Being able to use a using statement is nice, granted, since it looks clean. However, performance / memory wise you will have no use for it. I can imagine it could even mean a performance hit. It will have to run through the whole Dispose() method while there's absolutely nothing happening.

Regards,

Razzie
0
gillgatesAuthor Commented:
Razzie

So if I don't make it disposable, then what do I do with the object when I am done using it?  Just set it to null?
0
Razzie_Commented:
If you use it only in the scope of the method, that is not even necessary. You can simply let it be and it will be garbage collected. If it is a global object, you could set it to null.

private void someMethod()
{
   MyObject myObject = new MyObject();
   // Do stuff here
   ....
   // Do more stuff
}

In the above code, it will get garbage collected.

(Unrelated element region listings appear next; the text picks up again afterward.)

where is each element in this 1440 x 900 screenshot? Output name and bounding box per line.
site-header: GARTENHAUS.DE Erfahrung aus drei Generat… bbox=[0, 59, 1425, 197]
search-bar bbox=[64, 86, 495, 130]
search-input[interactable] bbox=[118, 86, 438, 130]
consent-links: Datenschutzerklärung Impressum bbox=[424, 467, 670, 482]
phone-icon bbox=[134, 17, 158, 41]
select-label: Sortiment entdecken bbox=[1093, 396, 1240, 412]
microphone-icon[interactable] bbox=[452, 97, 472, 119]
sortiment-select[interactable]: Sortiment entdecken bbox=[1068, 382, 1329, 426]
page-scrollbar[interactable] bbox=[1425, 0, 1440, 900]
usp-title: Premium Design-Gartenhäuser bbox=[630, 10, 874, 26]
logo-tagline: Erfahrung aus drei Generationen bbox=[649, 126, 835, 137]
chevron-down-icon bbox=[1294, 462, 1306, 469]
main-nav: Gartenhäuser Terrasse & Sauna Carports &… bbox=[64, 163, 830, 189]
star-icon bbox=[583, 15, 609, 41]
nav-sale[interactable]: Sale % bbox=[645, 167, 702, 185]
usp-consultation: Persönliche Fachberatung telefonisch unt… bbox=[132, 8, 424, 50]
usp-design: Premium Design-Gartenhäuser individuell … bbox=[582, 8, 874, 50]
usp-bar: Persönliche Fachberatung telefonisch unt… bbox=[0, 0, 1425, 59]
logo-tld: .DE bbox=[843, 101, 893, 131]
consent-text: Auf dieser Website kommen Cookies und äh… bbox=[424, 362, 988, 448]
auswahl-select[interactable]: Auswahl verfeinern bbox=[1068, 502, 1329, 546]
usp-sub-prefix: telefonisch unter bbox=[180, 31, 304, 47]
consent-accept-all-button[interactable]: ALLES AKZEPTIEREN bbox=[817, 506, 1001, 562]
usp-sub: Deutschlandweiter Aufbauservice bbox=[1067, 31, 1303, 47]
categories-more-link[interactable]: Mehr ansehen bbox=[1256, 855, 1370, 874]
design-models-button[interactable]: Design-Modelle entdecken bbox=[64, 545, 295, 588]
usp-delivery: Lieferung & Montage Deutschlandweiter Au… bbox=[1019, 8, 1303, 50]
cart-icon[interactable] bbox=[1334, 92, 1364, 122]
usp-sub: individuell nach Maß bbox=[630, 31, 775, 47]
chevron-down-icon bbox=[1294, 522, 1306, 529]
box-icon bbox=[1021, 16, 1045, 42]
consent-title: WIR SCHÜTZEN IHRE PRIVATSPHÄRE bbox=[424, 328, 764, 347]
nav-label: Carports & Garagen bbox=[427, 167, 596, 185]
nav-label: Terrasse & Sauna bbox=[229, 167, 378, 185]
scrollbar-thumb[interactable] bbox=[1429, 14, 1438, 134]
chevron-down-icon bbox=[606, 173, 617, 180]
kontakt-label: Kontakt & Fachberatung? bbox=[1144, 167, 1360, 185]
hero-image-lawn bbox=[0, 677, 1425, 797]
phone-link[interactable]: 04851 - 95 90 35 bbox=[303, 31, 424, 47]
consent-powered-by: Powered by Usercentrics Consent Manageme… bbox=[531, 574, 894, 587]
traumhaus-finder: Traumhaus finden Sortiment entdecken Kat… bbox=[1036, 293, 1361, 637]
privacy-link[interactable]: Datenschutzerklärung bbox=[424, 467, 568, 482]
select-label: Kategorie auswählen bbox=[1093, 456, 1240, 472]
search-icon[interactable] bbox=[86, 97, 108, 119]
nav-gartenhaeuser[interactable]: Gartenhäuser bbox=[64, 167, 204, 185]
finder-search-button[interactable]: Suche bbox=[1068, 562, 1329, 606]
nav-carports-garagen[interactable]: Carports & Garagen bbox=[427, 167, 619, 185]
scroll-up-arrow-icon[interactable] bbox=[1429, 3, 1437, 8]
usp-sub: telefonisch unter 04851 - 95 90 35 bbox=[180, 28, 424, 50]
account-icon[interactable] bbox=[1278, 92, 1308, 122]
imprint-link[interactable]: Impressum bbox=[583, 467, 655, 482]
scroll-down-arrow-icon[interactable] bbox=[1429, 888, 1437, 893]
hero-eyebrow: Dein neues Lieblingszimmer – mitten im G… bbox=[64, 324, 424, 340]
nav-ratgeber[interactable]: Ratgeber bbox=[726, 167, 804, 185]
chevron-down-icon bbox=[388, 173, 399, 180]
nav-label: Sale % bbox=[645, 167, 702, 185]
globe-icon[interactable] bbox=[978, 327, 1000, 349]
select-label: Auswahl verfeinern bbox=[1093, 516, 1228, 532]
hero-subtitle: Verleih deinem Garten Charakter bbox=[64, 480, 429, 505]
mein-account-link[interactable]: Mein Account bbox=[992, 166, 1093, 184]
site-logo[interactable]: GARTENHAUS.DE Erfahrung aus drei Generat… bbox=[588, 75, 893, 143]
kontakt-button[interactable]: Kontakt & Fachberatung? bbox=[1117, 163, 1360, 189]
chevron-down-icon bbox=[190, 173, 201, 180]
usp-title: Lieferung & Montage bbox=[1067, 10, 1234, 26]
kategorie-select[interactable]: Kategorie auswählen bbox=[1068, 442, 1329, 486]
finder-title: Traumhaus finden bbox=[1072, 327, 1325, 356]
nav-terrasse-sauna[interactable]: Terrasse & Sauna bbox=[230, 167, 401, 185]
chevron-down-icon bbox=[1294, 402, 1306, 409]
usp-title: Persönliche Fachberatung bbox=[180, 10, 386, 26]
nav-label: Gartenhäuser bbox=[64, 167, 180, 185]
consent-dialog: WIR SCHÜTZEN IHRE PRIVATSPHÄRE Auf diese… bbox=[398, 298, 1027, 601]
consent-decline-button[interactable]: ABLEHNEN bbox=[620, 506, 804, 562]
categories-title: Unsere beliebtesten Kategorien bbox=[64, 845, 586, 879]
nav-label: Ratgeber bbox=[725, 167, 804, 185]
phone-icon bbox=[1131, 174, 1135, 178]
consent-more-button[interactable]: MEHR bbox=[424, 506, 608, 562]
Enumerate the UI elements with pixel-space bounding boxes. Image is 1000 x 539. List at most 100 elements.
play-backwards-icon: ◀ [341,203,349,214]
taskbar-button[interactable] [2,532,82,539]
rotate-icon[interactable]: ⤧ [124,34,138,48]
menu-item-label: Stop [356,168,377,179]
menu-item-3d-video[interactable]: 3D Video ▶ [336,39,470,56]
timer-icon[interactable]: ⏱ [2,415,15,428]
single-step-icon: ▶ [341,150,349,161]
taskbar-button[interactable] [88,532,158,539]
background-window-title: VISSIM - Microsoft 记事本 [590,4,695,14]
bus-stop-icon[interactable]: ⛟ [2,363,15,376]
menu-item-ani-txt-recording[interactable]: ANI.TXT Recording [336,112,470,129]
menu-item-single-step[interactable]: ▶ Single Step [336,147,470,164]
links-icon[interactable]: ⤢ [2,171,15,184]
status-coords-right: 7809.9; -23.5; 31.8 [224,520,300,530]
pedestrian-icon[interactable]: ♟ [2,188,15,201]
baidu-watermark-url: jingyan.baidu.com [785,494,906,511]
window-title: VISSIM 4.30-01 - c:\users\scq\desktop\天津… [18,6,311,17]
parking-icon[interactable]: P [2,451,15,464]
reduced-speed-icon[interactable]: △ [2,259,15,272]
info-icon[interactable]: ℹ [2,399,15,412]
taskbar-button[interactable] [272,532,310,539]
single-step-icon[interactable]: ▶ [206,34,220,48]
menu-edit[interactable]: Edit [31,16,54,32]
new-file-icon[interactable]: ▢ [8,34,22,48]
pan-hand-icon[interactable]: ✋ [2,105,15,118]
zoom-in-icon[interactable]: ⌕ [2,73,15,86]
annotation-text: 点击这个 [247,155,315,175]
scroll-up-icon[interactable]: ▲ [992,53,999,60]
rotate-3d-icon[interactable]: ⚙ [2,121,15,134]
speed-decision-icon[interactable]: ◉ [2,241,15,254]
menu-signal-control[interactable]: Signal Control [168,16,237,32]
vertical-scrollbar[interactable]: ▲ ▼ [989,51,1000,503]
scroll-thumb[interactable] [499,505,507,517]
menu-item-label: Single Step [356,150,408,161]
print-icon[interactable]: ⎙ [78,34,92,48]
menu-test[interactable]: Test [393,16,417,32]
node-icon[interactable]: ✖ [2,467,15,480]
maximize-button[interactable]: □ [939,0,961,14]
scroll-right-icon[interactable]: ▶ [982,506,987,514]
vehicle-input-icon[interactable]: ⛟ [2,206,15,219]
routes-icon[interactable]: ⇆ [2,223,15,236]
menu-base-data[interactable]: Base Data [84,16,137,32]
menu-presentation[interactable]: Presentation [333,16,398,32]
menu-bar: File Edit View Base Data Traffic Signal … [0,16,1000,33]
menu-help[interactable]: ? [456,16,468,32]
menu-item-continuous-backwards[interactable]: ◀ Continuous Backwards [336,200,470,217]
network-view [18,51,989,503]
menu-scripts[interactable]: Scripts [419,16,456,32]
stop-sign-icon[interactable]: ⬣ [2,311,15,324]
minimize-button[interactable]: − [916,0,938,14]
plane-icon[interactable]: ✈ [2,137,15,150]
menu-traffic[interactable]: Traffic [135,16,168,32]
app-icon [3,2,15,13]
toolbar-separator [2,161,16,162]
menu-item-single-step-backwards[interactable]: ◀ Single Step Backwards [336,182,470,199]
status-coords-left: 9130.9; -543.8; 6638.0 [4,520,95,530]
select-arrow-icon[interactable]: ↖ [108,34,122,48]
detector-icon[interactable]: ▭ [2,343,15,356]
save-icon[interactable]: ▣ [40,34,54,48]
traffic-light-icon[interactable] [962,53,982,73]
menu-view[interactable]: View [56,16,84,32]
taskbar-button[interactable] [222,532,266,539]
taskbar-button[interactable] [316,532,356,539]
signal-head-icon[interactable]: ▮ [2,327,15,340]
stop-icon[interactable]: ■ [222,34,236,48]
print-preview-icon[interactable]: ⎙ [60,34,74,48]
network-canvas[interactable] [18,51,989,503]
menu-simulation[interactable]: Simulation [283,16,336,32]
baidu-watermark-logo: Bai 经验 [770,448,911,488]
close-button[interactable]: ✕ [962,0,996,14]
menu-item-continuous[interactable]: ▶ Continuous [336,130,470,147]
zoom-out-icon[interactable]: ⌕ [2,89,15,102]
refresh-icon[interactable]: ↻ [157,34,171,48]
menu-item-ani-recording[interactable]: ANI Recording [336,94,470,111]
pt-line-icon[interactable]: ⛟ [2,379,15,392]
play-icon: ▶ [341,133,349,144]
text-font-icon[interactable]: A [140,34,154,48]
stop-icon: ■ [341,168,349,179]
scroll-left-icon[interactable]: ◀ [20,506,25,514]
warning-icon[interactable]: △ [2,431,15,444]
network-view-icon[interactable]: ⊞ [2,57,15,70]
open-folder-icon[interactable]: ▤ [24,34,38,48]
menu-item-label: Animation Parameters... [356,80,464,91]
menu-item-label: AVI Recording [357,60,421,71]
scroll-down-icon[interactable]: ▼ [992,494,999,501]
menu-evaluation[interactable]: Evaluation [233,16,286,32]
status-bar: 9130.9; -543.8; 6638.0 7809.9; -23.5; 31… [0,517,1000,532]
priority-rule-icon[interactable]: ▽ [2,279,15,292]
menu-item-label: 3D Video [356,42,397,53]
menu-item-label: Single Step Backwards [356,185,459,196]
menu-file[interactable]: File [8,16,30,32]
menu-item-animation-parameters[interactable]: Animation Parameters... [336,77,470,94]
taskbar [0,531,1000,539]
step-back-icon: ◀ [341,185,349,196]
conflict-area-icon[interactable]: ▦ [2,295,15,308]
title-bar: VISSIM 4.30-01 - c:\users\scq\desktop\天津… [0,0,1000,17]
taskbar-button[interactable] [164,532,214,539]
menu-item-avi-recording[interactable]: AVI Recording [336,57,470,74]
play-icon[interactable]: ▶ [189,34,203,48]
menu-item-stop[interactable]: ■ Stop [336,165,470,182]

In most cases, you don't have to set it to null.

class MyClass
{
   private MyObject myObject;

   private void someMethod()
   {
      this.myObject = new MyObject();
      // Do stuff here
      ...
      this.myObject = null;
   }
}

In the above, you could set it to null if you won't need the instance of MyObject anymore in the rest of your program.

HTH,

Razzie

0
NipNFriar_TuckCommented:
What Razzie says is true, however there are circumstances that you need to be aware of...

1) If you use unmanaged resources you need to clean these up.  (Razzie statied this earlier).
a) If you use database connections, datareaders, etc... these need to be cleaned up as you can end up with a defunc connection for a period of time if you do not...
b) If you open stream of any sort... these need to be cleaned up.

Even if you are using the DotNET classes for the stream or db classes you should make sure you close/dipose of these particular classes.  Consequently, if you are using the resources at the class level you will probably want to implement the IDisposable with the Disposable Pattern; for local resources you can use a try{ } catch { } finally { // Do clean up here } type of construct.
0
Razzie_Commented:
That is true, unless you use your streams or conncetion within a using clause already:

class MyClass
{

   private void someMethod()
   {
      using(StreamReader sr = new StreamReader())
      {
          // code
      }
   }
}


In the above example, there is no need to implement IDisposable, since the using clause is compiled to a try - finally, calling the Dispose() method in the finally block.